Wednesday, December 16, 2009

Who Am I?

Sometimes I'm confused at who I really am. Girlfriend? Wife? Mistress? Exotic Writer? "pretend" Porn Star? Slut? Can I be everyone? These days I'm not really sure who I am. I love every roll I've ever played in this stage play that is my life and while the scene may change and the next curtains open for the next Act, I change characters but never leave the old one behind.

I'm not really complaining, just stating a fact. I enjoy the way I live my life, just not sure if the world is ready. I recently told by someone that "You understand life and your role in life....and it appears you are in touch with yourself." That was just a comment in a simple conversation but for me it became a question. Do I really understand life or even myself, or do I use the many sides of me to cover up what I'm lacking in another role I play?
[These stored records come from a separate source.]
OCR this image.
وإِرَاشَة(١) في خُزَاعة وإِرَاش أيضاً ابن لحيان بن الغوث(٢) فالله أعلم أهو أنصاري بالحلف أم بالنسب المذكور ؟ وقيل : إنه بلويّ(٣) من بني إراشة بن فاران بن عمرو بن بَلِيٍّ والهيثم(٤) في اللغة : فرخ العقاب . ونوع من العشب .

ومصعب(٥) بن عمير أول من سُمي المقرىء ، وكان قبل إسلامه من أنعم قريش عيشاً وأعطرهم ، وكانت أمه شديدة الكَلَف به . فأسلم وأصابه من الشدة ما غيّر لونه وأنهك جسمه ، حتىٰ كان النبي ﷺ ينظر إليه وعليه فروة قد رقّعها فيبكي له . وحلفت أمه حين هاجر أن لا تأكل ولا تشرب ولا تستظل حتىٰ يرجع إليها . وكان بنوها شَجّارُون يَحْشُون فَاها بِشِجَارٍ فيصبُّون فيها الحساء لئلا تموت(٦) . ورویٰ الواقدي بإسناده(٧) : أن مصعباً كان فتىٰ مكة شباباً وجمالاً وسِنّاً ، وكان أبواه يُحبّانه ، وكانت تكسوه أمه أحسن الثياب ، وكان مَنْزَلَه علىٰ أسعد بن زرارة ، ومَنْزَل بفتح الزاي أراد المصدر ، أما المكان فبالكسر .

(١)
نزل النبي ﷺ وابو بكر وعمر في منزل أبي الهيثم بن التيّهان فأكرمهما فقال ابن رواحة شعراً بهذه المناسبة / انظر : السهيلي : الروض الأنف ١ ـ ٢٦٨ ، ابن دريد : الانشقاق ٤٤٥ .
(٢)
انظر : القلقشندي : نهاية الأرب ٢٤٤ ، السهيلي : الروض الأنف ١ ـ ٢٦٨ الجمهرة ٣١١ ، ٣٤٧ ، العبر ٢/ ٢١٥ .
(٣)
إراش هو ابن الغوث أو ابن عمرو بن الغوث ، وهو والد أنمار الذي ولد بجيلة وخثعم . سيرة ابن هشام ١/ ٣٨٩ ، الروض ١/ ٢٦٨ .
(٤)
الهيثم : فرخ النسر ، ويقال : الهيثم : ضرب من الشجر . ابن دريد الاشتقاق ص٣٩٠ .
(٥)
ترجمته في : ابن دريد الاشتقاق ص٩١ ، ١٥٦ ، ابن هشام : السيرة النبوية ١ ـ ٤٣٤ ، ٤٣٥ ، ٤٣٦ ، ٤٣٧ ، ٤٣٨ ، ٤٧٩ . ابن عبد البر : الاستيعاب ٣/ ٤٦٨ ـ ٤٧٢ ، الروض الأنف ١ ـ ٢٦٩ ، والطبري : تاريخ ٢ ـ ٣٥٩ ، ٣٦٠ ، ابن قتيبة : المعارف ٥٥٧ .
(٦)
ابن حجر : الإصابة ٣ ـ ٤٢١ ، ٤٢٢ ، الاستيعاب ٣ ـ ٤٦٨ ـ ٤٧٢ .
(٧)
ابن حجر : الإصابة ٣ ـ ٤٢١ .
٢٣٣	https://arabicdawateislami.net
Sorry guys no blog to get you wet today, just questions and doubts of who I really am?

2 comments:

Don said...

i would love to hear your answer...

Perri Forrest said...

Many roles in life...I have them as well. Do I understand them? I can't say that I do. However, now that you pose the question, it makes me want to investigate a little further into myself. I think I have always seen it as sort of an imbalance because, afterall, who can have so many personas? Yet, it makes sense that it could very well be and still have a healthy existence/outlook.